Eurozone deflation ruins quantitative easing’s first birthday
Annual price growth in the Eurozone dropped to back into negative territory in February, official figures confirmed this morning.
Inflation as measured by the harmonised index of consumer prices (HICP) was minus 0.2 per cent in February, according to EU statistical office Eurostat. The data confirms an earlier estimate and shows inflation has deviated further from its two per cent target.
The latest foray into falling prices ends a four-month run of positive annual price growth. It was led by an 8.1 per cent drop in energy prices, a sharper fall than January's 5.4 per cent. However, food, alcohol and tobacco prices also rose at a slower rate, as did services prices.

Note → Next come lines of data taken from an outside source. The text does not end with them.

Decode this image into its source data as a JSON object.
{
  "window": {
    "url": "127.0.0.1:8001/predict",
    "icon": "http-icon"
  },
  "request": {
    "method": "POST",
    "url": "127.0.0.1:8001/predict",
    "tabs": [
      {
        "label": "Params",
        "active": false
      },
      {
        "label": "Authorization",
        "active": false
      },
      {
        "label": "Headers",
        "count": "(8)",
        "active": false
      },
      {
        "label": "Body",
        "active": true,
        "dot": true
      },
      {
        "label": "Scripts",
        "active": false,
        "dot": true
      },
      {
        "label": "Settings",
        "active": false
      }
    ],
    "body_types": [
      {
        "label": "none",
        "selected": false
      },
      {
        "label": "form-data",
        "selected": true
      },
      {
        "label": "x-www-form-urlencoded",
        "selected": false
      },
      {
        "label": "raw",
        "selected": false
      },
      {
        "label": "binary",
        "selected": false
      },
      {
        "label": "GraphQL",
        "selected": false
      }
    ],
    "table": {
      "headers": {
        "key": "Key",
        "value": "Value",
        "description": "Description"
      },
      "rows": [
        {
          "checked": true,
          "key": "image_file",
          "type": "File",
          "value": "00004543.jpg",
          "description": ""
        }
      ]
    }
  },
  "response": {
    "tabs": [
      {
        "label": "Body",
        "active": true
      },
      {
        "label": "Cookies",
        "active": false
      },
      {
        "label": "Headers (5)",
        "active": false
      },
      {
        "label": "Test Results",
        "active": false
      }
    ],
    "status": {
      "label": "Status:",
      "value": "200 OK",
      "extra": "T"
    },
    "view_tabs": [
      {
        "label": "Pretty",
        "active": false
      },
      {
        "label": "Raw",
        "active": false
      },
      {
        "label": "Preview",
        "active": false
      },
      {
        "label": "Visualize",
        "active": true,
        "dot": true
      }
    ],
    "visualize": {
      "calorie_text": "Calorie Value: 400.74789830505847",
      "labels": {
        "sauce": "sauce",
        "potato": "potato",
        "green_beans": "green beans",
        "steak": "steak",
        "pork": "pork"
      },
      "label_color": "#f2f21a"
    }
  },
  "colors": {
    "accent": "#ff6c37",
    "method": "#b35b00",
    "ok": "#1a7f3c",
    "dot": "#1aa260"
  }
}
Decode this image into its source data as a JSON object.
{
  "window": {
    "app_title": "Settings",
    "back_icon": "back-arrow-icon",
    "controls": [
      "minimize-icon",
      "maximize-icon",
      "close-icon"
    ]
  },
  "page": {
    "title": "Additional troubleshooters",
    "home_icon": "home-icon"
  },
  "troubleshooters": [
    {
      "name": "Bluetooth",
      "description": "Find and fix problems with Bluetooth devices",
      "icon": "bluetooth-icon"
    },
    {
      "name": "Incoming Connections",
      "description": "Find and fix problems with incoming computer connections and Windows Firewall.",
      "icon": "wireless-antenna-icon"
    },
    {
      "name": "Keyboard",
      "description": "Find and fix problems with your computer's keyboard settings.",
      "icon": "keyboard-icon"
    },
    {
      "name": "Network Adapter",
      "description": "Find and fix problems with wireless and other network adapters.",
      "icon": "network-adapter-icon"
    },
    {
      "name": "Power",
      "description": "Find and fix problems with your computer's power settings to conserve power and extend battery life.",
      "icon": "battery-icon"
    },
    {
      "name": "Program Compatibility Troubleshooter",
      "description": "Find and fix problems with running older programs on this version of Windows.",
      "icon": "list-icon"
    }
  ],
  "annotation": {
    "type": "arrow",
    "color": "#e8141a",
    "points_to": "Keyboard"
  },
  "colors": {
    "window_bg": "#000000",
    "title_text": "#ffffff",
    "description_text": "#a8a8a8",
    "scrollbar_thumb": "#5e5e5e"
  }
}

This month marks one year since the European Central Bank president Mario Draghi launched its so-called quantitative easing (QE) programme. Draghi has earned the moniker "Super Mario" for his ability to pull off big policy surprises despite known European opposition.
It involves the central bank buying €60bn a month of mostly government debt to raise asset prices, ease credit conditions, and increase the amount of money in the Eurozone. Some economists also have a sneaky suspicion it is aimed a weakening the euro. The programme was recently upgraded to €80bn a month.

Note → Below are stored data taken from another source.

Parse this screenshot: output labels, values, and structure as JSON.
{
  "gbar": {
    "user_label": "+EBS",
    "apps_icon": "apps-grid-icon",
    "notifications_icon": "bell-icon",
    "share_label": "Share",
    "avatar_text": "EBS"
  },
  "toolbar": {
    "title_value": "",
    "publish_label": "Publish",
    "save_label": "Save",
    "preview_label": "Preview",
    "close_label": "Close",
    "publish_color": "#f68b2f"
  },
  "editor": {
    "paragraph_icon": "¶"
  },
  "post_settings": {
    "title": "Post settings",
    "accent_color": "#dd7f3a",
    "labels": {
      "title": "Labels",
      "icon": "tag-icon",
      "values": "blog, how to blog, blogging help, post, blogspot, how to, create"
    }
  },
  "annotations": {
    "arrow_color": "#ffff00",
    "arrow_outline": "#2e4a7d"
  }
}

Economists are split on the effectiveness of QE.
“We think monetary policy has long reached its limits in terms of boosting the economy. Additional measures have a very small marginal benefit as the short experience of Eurozone QE has proven,” said Danae Kyriakopoulou from the Centre for Economics and Business Research.

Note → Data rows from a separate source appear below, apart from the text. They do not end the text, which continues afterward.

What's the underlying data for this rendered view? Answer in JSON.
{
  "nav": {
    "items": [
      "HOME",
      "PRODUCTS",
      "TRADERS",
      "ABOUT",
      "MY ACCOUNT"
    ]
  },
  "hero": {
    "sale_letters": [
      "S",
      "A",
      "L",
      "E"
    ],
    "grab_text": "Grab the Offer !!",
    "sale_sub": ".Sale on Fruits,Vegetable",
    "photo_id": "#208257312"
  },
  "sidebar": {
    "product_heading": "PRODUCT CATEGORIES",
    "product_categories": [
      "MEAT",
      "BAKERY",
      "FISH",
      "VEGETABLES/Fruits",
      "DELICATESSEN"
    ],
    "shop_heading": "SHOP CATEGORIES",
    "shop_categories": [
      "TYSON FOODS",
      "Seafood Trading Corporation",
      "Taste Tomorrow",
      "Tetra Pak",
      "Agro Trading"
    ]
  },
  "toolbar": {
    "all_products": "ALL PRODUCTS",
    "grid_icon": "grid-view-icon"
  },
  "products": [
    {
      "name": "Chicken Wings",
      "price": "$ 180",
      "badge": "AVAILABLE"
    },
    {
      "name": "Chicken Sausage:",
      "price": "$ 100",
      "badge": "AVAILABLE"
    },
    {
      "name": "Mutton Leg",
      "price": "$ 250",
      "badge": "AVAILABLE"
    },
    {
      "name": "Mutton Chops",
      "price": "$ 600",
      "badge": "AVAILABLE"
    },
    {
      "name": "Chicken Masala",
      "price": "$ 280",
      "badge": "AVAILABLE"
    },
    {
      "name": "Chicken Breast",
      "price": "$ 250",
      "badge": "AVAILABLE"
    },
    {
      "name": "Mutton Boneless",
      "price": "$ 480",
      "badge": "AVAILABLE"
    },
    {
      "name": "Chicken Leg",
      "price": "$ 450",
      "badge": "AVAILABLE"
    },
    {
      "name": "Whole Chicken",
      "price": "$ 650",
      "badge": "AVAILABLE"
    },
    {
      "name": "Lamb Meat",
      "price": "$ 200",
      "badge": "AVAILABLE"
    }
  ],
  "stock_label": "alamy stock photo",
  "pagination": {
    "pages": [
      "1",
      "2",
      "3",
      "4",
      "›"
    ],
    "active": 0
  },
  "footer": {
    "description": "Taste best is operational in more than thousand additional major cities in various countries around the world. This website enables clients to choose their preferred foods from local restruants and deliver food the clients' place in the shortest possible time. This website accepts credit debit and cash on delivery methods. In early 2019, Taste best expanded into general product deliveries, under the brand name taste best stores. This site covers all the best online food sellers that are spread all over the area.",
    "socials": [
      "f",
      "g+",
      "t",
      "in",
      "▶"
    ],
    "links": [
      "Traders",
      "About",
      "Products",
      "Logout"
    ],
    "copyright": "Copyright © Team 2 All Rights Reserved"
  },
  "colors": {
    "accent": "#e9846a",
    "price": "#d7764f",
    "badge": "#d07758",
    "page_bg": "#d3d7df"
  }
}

The idea that central banks have run out of ammo is “bunkum”, according to Tim Congdon, chairman of the Institute of International Monetary Research at the University of Buckingham.
“In my view it is not at all clear that the ECB needed to do anything more. Draghi’s announcement on 10th March, with its addition of €20b-a-month to the earlier €60bn-a-month dosage, may eventually be deemed overkill,” he said.
“Monetary policy is characterized by long and variable lags, and it will take another year or two before the full impact on macroeconomic outcomes is evident.”